Я услышала в динамике сдавленный шёпот, явно принадлежащий Чанухину, и сбросила вызов, еле удержавшись от желания со злости и бессилия швырнуть телефон об пол. Хотелось сползти вниз, обхватить колени руками и рыдать, пока этот бесконечно невыносимый день не подойдёт к концу, перешагнув рубеж полночи.

Часы показывали всего лишь пятнадцать минут седьмого, а мне уже удалось достигнуть дна, ниже которого падать было некуда. Прислонившись спиной к стене, я морщилась и задерживала дыхание, чтобы поскорее влить в себя весь стакан неизвестного алкоголя, не имея ни малейшего понятия, что буду делать после. Всего пары глотков оказалось достаточно, чтобы ощутить сильное головокружение и потерю контроля над собственным телом, а ещё вспомнить, что помимо завтрака я за весь день съела лишь пару конфет, словно заранее готовилась к вечерней попытке напиться до невменяемости.
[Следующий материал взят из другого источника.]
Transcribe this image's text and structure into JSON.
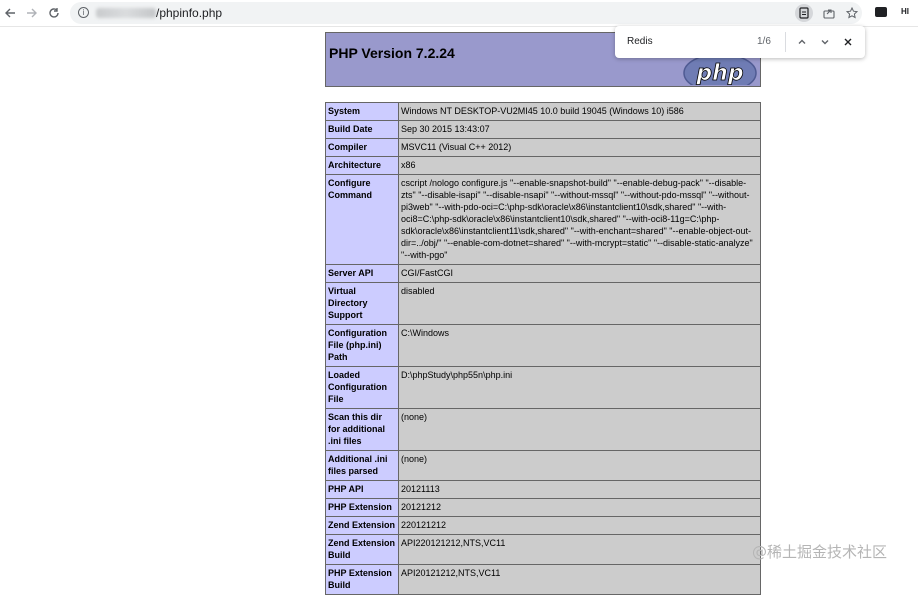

Моё внимание оставалось приковано к раскинувшейся на диване девушке: длинные и стройные ноги, обтянутые чёрными леггинсами, вытянуты вперёд и упираются ступнями в журнальный столик, из-под белой свободной майки виднеется чёрный кружевной бюстгальтер, на запястьях и шее с десяток золотистых цепочек, наверняка звонко брякающих при движении. А двигалась она грациозно, нарочито сексуально, без сомнения, наслаждаясь своей идеальной, как у фотомодели, фигурой и прекрасным кукольным личиком, которое не смогла опошлить даже ярко-красная помада, призывным пятном выделяющаяся на губах. Не девушка, а образец несбыточных грёз простушек вроде меня и влажных снов обычных парней.
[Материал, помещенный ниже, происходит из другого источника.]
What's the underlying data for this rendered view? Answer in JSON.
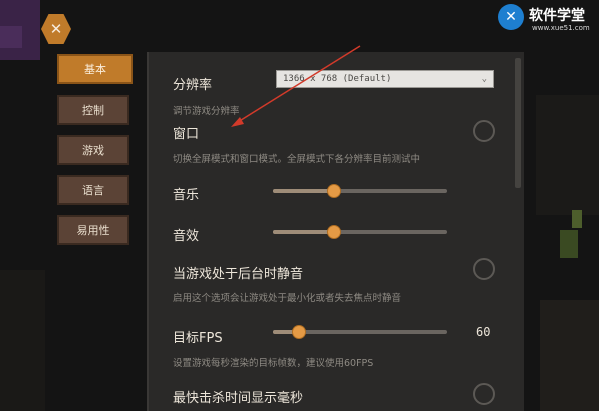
{
  "close_icon": "close-icon",
  "tabs": [
    {
      "label": "基本",
      "active": true
    },
    {
      "label": "控制",
      "active": false
    },
    {
      "label": "游戏",
      "active": false
    },
    {
      "label": "语言",
      "active": false
    },
    {
      "label": "易用性",
      "active": false
    }
  ],
  "settings": {
    "resolution": {
      "label": "分辨率",
      "value": "1366 x 768 (Default)",
      "description": "调节游戏分辨率"
    },
    "window": {
      "label": "窗口",
      "description": "切换全屏模式和窗口模式。全屏模式下各分辨率目前测试中",
      "checked": false
    },
    "music": {
      "label": "音乐",
      "level": 0.35
    },
    "sfx": {
      "label": "音效",
      "level": 0.35
    },
    "mute_background": {
      "label": "当游戏处于后台时静音",
      "description": "启用这个选项会让游戏处于最小化或者失去焦点时静音",
      "checked": false
    },
    "target_fps": {
      "label": "目标FPS",
      "value": "60",
      "description": "设置游戏每秒渲染的目标帧数，建议使用60FPS",
      "level": 0.15
    },
    "fastest_kill": {
      "label": "最快击杀时间显示毫秒",
      "checked": false
    }
  },
  "watermark": {
    "name": "软件学堂",
    "url": "www.xue51.com",
    "logo_glyph": "✕"
  },
  "colors": {
    "accent": "#c07b2a",
    "tab_inactive": "#5b4336",
    "panel": "#2a2928",
    "slider_knob": "#e49a45",
    "arrow": "#d23a2a"
  }
}
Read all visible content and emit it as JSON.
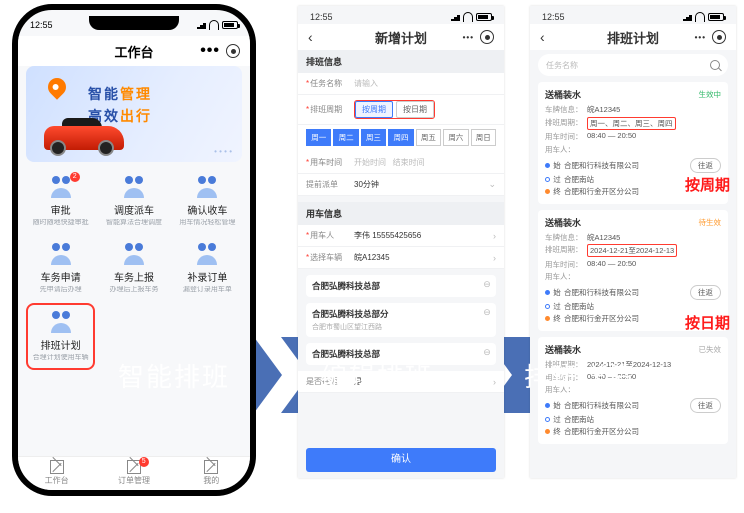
{
  "statusbar": {
    "time": "12:55"
  },
  "left": {
    "title": "工作台",
    "banner": {
      "l1a": "智能",
      "l1b": "管理",
      "l2a": "高效",
      "l2b": "出行"
    },
    "grid": [
      {
        "name": "审批",
        "sub": "随时随地快捷审批",
        "badge": "2"
      },
      {
        "name": "调度派车",
        "sub": "智能算法合理调度"
      },
      {
        "name": "确认收车",
        "sub": "用车情况轻松管理"
      },
      {
        "name": "车务申请",
        "sub": "先申请后办理"
      },
      {
        "name": "车务上报",
        "sub": "办理后上报车务"
      },
      {
        "name": "补录订单",
        "sub": "漏登订录用车单"
      },
      {
        "name": "排班计划",
        "sub": "合理计划使用车辆",
        "highlight": true
      }
    ],
    "tabs": [
      {
        "label": "工作台"
      },
      {
        "label": "订单管理",
        "badge": "5"
      },
      {
        "label": "我的"
      }
    ]
  },
  "mid": {
    "title": "新增计划",
    "section1": "排班信息",
    "rows": {
      "taskName": {
        "label": "任务名称",
        "ph": "请输入"
      },
      "cycle": {
        "label": "排班周期",
        "opts": [
          "按周期",
          "按日期"
        ]
      },
      "weekdays": [
        "周一",
        "周二",
        "周三",
        "周四",
        "周五",
        "周六",
        "周日"
      ],
      "timeRange": {
        "label": "用车时间",
        "ph1": "开始时间",
        "ph2": "结束时间"
      },
      "interval": {
        "label": "提前派单",
        "val": "30分钟"
      }
    },
    "section2": "用车信息",
    "rows2": {
      "person": {
        "label": "用车人",
        "val": "李伟 15555425656"
      },
      "vehicle": {
        "label": "选择车辆",
        "val": "皖A12345"
      }
    },
    "stops": [
      {
        "name": "合肥弘腾科技总部",
        "sub": ""
      },
      {
        "name": "合肥弘腾科技总部分",
        "sub": "合肥市蜀山区望江西路"
      },
      {
        "name": "合肥弘腾科技总部",
        "sub": ""
      }
    ],
    "roundtrip": {
      "label": "是否往返",
      "val": "是"
    },
    "confirm": "确认"
  },
  "right": {
    "title": "排班计划",
    "searchPh": "任务名称",
    "annotations": {
      "byCycle": "按周期",
      "byDate": "按日期"
    },
    "cards": [
      {
        "title": "送桶装水",
        "status": "生效中",
        "statusCls": "green",
        "vehicle": "皖A12345",
        "cycle": "周一、周二、周三、周四",
        "cycleBoxed": true,
        "time": "08:40 — 20:50",
        "driver": "",
        "route": [
          "合肥和行科技有限公司",
          "合肥南站",
          "合肥和行金开区分公司"
        ],
        "btn": "往返"
      },
      {
        "title": "送桶装水",
        "status": "待生效",
        "statusCls": "orange",
        "vehicle": "皖A12345",
        "cycle": "2024-12-21至2024-12-13",
        "cycleBoxed": true,
        "time": "08:40 — 20:50",
        "driver": "",
        "route": [
          "合肥和行科技有限公司",
          "合肥南站",
          "合肥和行金开区分公司"
        ],
        "btn": "往返"
      },
      {
        "title": "送桶装水",
        "status": "已失效",
        "statusCls": "gray",
        "vehicle": "",
        "cycle": "2024-12-21至2024-12-13",
        "time": "08:40 — 20:50",
        "driver": "",
        "route": [
          "合肥和行科技有限公司",
          "合肥南站",
          "合肥和行金开区分公司"
        ],
        "btn": "往返"
      }
    ]
  },
  "flow": {
    "s1": "智能排班",
    "s2": "编辑排班",
    "s3": "排班详情"
  }
}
Она ничем не изменилась внешне, кроме нового выжженного белого цвета волос вместо приятного светло-русого, с которым ещё в июне получала диплом об окончании нашей гимназии. Шикарная и неповторимая Ника, бывшая девушка Иванова. А может быть, вовсе и не бывшая? Я ведь ничего не знала ни о нём, ни о его личной жизни, черпая информацию по недостоверным отрывкам случайно подслушанных разговоров.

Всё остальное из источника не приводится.